Coffee is more than just the crucial beverage that makes it easier to face the workday. It provides comfort, culture, and is an essential source of the caffeine that Harvard neuroscientist Charles Czeisler says makes modern life possible.
But the global coffee supply is currently at risk, with shortages already starting to affect the world.
By 2080, the report estimates that wild coffee (which helps us find genetic varietals that might be more resistant to climate stress) will go extinct.
Coffee shortages that make it harder to get good coffee and that hurt the livelihoods of 25 million coffee farmers around the globe are already having an effect, and it’s not just environmental research groups that are concerned about future access to coffee. Advisors for corporate giants like Starbucks and Lavazza agree.
“We have a cloud hovering over our head. It’s dramatically serious,” Mario Cerutti, Green Coffee and Corporate Relations Partner at Lavazza, said at a hospitality conference in Italy in 2015.
“Climate change can have a significant adverse effect in the short term,” he said. “It’s no longer about the future; it’s the present.”
What’s happening to coffee?
People drink more than 2.25 billion cups of coffee each and every day. The coffee industry is a major one, producing the second most valuable export for developing countries. But the better and more commonly grown type of coffee, Coffea Arabica, can only thrive in very specific conditions.
For now, that means tropical highlands around the globe, from Central America and Brazil to Indonesia, Vietnam, and East Africa, its place of origin.
But a warming world and extreme weather, including both heavy rains and drought, are making it harder to grow coffee in these regions, according to the report. Temperature and heavy rain have helped a fungus called Coffee Leaf Rust spread through Central America and into South America, destroying crops. Pests like the Coffee Berry Borer are spreading for the same reasons. Drought in Brazil cut coffee production by around 30% in 2014 in Minas Gerais, a major coffee region.
Even a half a degree of temperature change can make a region that used to be a coffee gold mine unsuitable. Moving production to higher altitudes is not always feasible and can be especially difficult for the small farmers that make up 80-90% of coffee growers.
By 2050, half of currently suitable land will no longer be suitable, unless the world can limit warming to the 1.5-2 degree Celsius rise that was set as a goal at the 2016 Paris Climate Agreement, and really, even 1.5 degrees is pushing it for most farmers.
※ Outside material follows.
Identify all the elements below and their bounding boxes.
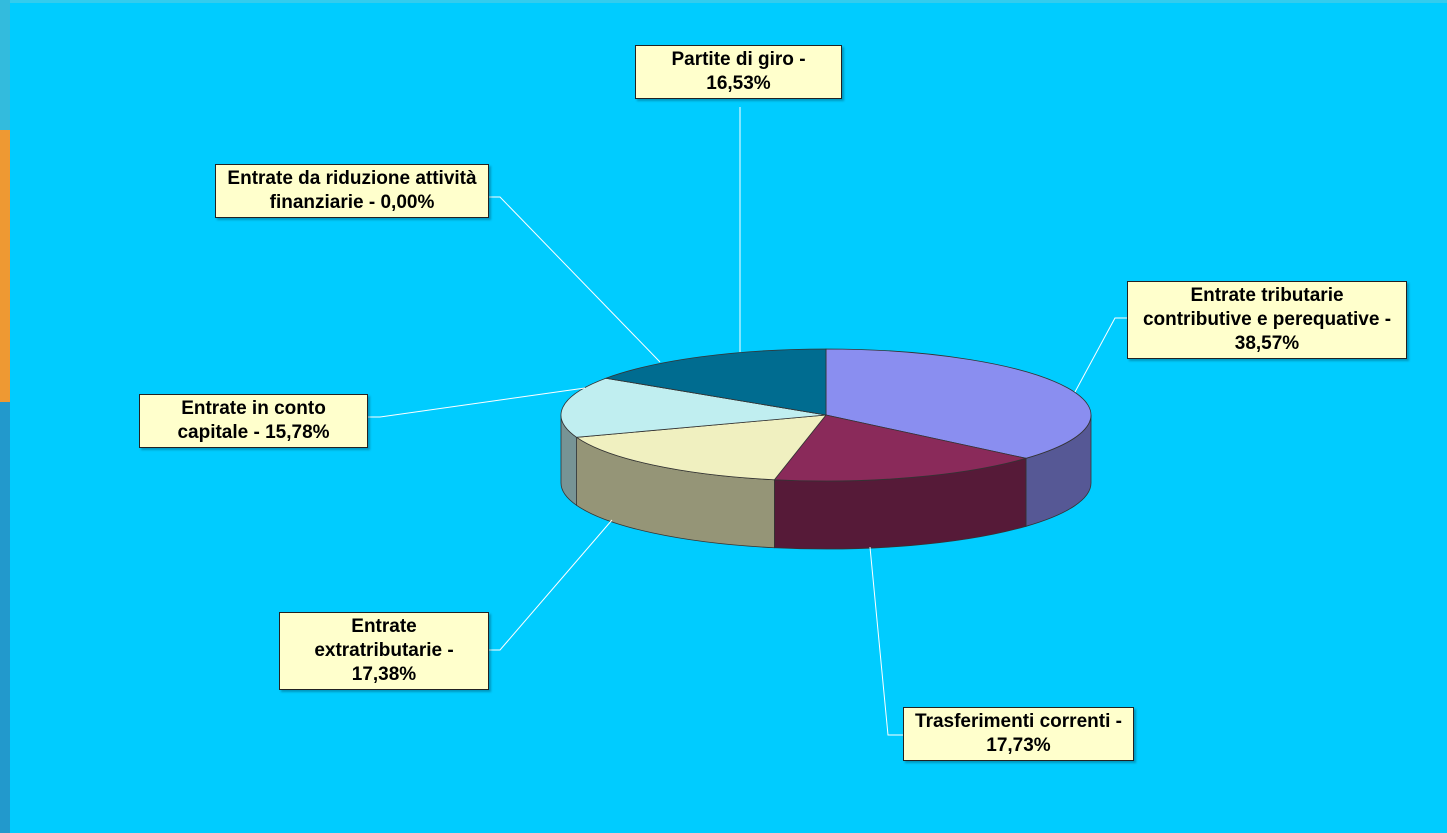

It’s not a completely hopeless scenario — cutting emissions and limiting warming to 1.5 degrees would make a big difference, both for individual coffee lovers and for the 120 million people who make a living from the coffee supply chain. Buying coffee from groups that provide fair incomes to farmers can help those communities adapt.
But this is a serious situation and one worth paying attention to now, before problems get worse down the line.
As Starbucks sustainability director Jim Hanna told The Guardian in 2011 — five years ago — it’s urgent.
“If we sit by and wait until the impacts of climate change are so severe that is impacting our supply chain then that puts us at a greater risk,” he said. “From a business perspective we really need to address this now, and to look five, 10, and 20 years down the road.”